O da neyin nesi, lastiğim patlamış.
– Hay bin kunduz aşkına,
diyorum ve ver elini bir lastik tamircisine.
– Abi, bunların ömrü tamam. Gel değiştirelim şunları,
diyor usta ve başlıyor işe.
Çaylar, kahveler, sohbetler aramızda, oradayız esnafım ve ben.
Keyifliyim yani.
Ben ihtiyacımı görüyorum, esnaf çalışıyor kazanıyor.
Bir araba yanaşıyor bir zaman sonra.
İki ihtiyar 70-80 varlar sanırım.
Karı koca iki yabancı.
Şehir Antalya olunca normal tabi.
El sallaya sallaya gülerek iniyorlar arabadan.
– Hay, diyerek bir şey gösteriyorlar bana.
Sanırım lastiği patlamış. Sesleniyorum ustaya geliyor.
Adam eliyle, yerle bir yapışmış lastiğini gösteriyor ve kenara çekiliyor.
Lastik değişiyor. Usta, adama işaret ediyor bittiğini ifade ediyor.
Sonra lastiği gösterip bir şeyler anlatmaya çalışıyor.
Adam İtalyanca bir şeyler söylüyor cevaben.
Yok olmayacak, usta adamın elinden tutuyor dükkanın içine götürüyor.
Gördüğü sorunla, sorun olmayan lastik arasındaki farkı anlatmak için içerideki malzemeleri ayrı ayrı gösterip iletişim kurmaya çalışıyor.
İtalyan turist gülerek hiçbir şey almadım dercesine bir işaretle dışarı çıkıyor. Çok mutlu. İnsan anlamadığı için bile bu kadar mutlu olur mu diyorum kendime.

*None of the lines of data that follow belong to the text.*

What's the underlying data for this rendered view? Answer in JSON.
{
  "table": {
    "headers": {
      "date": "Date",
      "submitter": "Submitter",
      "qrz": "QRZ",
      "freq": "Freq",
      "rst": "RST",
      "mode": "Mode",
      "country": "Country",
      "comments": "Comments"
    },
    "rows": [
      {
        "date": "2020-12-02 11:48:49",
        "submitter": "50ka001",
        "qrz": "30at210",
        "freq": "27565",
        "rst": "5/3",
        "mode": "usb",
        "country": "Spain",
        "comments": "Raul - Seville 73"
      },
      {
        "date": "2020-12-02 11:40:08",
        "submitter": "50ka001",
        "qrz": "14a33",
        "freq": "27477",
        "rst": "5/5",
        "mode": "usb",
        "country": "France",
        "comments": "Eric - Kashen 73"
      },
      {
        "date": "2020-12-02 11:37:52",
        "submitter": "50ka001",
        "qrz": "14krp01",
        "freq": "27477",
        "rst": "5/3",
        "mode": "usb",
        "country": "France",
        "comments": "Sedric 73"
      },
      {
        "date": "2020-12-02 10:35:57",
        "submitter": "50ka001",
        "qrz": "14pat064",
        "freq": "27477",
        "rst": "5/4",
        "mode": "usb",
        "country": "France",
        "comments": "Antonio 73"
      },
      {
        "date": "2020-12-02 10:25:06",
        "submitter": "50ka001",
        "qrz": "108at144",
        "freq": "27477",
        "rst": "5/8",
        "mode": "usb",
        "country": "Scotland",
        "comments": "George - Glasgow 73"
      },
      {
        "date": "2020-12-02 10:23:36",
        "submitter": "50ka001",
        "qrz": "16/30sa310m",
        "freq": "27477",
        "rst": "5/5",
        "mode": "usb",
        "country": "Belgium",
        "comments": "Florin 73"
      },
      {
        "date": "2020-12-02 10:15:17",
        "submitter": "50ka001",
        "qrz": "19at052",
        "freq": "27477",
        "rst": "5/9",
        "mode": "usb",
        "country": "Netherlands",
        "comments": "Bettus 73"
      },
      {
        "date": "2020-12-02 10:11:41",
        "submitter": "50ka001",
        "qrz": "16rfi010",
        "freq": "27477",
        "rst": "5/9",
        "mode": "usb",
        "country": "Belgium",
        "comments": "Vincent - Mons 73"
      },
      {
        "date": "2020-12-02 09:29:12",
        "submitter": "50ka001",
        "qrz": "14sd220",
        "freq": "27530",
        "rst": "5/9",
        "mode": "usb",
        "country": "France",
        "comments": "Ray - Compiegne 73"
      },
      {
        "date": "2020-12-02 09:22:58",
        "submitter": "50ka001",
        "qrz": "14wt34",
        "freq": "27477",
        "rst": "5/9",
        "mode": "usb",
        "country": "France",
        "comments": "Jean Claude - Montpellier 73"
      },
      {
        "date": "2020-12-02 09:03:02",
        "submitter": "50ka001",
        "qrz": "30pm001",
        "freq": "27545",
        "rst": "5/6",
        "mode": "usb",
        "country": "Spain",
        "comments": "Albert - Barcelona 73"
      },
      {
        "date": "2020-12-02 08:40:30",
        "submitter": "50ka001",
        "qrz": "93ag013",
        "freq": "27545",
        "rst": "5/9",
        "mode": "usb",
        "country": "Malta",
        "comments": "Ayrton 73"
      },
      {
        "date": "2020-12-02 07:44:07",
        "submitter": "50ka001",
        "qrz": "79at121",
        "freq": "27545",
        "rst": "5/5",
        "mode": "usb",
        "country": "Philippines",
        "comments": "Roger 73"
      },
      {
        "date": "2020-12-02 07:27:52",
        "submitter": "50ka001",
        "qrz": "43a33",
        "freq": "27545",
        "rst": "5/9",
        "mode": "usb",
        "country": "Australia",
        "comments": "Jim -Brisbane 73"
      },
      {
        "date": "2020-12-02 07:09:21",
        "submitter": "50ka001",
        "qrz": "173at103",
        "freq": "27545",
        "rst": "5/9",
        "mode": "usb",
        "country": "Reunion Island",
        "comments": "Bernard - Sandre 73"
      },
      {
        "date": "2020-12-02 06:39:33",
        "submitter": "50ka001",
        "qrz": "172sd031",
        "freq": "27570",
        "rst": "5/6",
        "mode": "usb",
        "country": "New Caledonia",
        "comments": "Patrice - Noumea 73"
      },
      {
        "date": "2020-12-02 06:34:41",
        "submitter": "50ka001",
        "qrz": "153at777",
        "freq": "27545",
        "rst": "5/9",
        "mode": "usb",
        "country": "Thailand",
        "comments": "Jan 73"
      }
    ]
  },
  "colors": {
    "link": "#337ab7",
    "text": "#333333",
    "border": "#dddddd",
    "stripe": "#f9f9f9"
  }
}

Cebinden para çıkartıyor adam. Usta istediği kadarını avucundan alıp gerisini bırakıyor adama.
Nasıl mutlular, nasıl anlatamam. Biniyorlar arabalarına yollarına devam edecekler.
Bana, ustaya, orada çay içmeye gelmiş belediye işçisine el sallayarak biz onları garajda geçirmeye gelmiş dostlarıymışız muamelesi yapıyorlar bize.
****
Şimdi burada birkaç farklı durum var.
• Yaşama heyecanları tam gaz devam eden insanlar.
• Güvenlik algıları istismar edilmemiş ve hayata hayatın onlara sadece iyi şeyler getireceğine hala koşulsuz inanıyorlar.
• Sorunları büyütmek yerine olağan görmeyi başarıp çözüme odaklanıyor ve yapmaları gerekeni onunla çatışmadan yapıyorlar.
• Yakın, sevgi dolu ve samimiler.
• Kaygı eziklik korku gibi duygular geliştirmemişler.
• Kendilerine güveniyorlar ve insanlara güveniyorlar.
• Kandırılmak nedir bilmedikleri belli. Allah için ender bulunur dürüstlükte bir esnafımıza denk geliyorlar.
• İletişimin aynı dili konuşmak olmadığının farkındalar.
• Hiçbir tersliğin günlerinin ve mutluluklarının önüne geçmesine müsaade etmiyorlar.
Sağlıklı bir toplumda güven içinde yetişmiş ve 70-80 li yaşlara kadar bu özelliklerini koruyabilmiş olmaları güzel olan.
Bunu sağlayabilmiş ülkelere gelişmiş ülkeler diyebiliyoruz.
Yoksa adamların derviş ermiş olmalarıyla çok alakası olmadığı kesin.
Bir yıl sonramız değil bir ömür sonramız değil. Evlatlarımızın ve hatta torunlarımızın sonsuz güven içinde hissettiği yarınları kurmak görevimiz.
Dünyalarımızdan çıkmak ve izlemek gerekli.
İyi ve kötü yanları incelemek gerekli.
Egolu ben bilirim ve en doğrusu benim düşündüğüm fikrinden sıyrılmak gelişmek ve ilerleyebilmek için zorunlu.